Say\((X_n,X)\) is bivariate normal with \(\mu_{X_n}=\mu_X=0\), \(\sigma_{X_n}=1+1/n\), \(\sigma_X=1\) and \(cor(X_n,X)=1\), then \(X_n-X\) has a normal distribution with
\[ \begin{aligned} &E[X_n-X] = 0\\ &var(X_n-X) =var(X_n)+var(X)-2cov(X_n,X)=\\ &(1+1/n)^2+1^2-2(1+1/n)\times 1\times 1 =\\ &1+2/n+1/n^2+1-2-2/n = 1/n^2 \end{aligned} \] and so
\[ \begin{aligned} &P(|X_n-X|<\epsilon) = \\ &2F_{X_n-X}(\epsilon)-1 =\\&2\Phi(n\epsilon)-1 \rightarrow 2\times 1-1=1 \end{aligned} \] as \(n\rightarrow \infty\) because then \(n\epsilon \rightarrow \infty\).
Let \(X\sim U[0,1]\) and \(X_n|X=x\sim U[x,x+1/n]\).

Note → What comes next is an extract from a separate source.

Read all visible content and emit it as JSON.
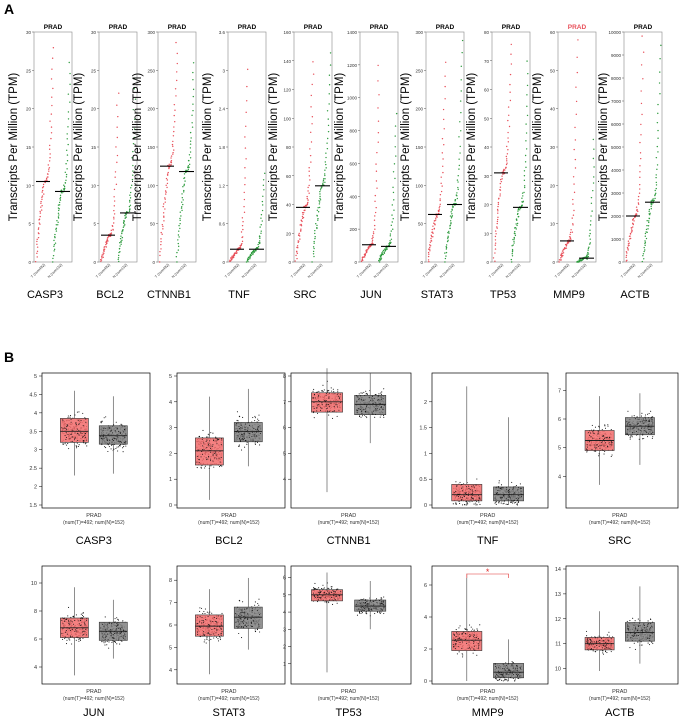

Show that \(X_n\rightarrow X\) in probability.
We have \(X<X_n<X+1/n\), or \(0<X_n-X<1/n\). Now let \(n_\epsilon=\lceil 1/\epsilon\rceil\), so that for all \(n>n_\epsilon\) we have \(\epsilon>1/n\) and therefore
\[ \begin{aligned} &P(|X_n-X|<\epsilon) = \\ &P(X_n-X<\epsilon) \ge \\ &P(X_n-X<1/n) = 1 \end{aligned} \]
Let \(X_n\) be a random variable with \(P(X_n=0)=1/n,P(X_n=1)=1-2/n,P(X_n=2)=1/n\). Show that \(X_n\rightarrow 1\) in probability
if \(\epsilon<1\) we have
\[ \begin{aligned} &P(|X_n-X|<\epsilon) = P(|X_n-1|<\epsilon)= \\ &P(X_n=1) = 1- 2/n \rightarrow 1\\ \end{aligned} \]
\[ \begin{aligned} &E[X] = 0\times 1/n + 1\times (1-2/n) +2\times 1/n = 1\\ &E[X^2] = 0^2\times 1/n + 1^2\times (1-2/n) +2^2\times 1/n = 1+2/n\\ &var(X_n) = 1+2/n-1^2=2/n\rightarrow 0\\ \end{aligned} \] so \(X_n\rightarrow 1\) in quadratic mean, and therefore by theorem 3.2.9a also in probability.